Perhaps this instruction regarding rounding was meant for a group of problems, in the event that a decimal expression representing the percentage had more than one digit to the right of the decimal point.

When told to round to one decimal place, if there is only one such place, then no rounding is required.
 
I know that but nothing changed. So they put superfluous instructions that only served to confuse me. If they didn't put that to round up shenannigans I wouldn't have got it wrong because I would have looked at it and just left it alone.
 
yes but your instructor WANTS you to understand what one decimal place is. he wants you to think on the quiz. i understand though. sometimes i have instructors that take off points even though the answer was right and when i look back its only because i didnt round right or box the answer or something dumb like that.
 
OMGMathPLS said:
I know that but nothing changed. So they put superfluous instructions that only served to confuse me. If they didn't put that to round up shenannigans I wouldn't have got it wrong because I would have looked at it and just left it alone.
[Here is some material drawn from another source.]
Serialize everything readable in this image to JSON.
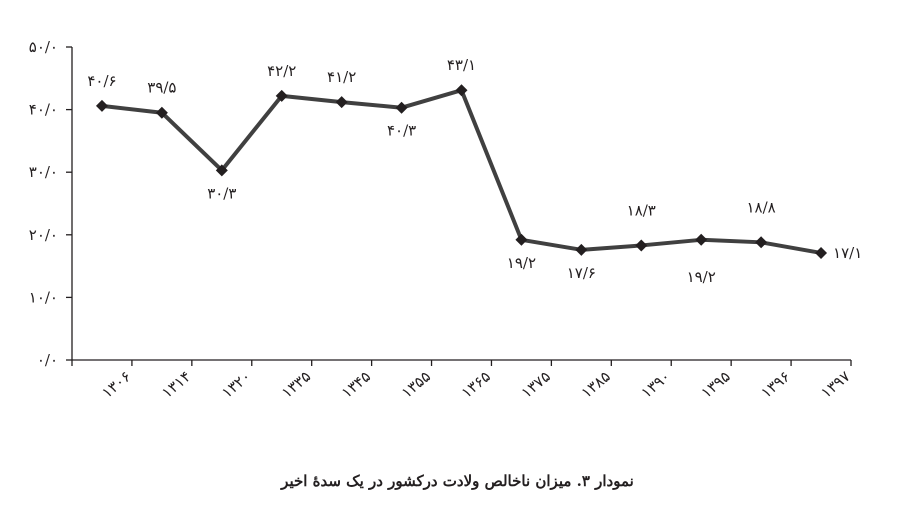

Let me ask you...how would you round 87.51 to one decimal place?
 
Ok, can we please break it down. What does it mean to round to one decimal place?

For example:

.6 becomes 1 right?

and 21.3 becomes 21 right?

That's what I thought it meant.

Where is the decimal place?I would round 87.51 to 87.5
 
one decimal place:

0.125 rounds to 0.1
1.378 rounds to 1.4
2.64797546413246545113 rounds to 2.6
 
Ok, so round to one decimal place means

round and leave one number after the .

.3

.4

.6 etc?
 
  • #10
OMGMathPLS said:
Ok, can we please break it down. What does it mean to round to one decimal place?

For example:

.6 becomes 1 right?

and 21.3 becomes 21 right?

That's what I thought it meant.

Where is the decimal place?I would round 87.51 to 87.5

Rounding to one decimal place means to round to the nearest tenth. So, 0.6 remains as 0.6 and 21.3 remains as 21.3. You did round 87.51 correctly to 87.5. :D
 
  • #11
:) exactly
 
  • #12
Ok, thank you. That's why it was wrong. Now I understand. It makes sense thank you/
 
  • #13
it Would have been 88 if your professor said to round to the nearest whole number or to the nearest integer.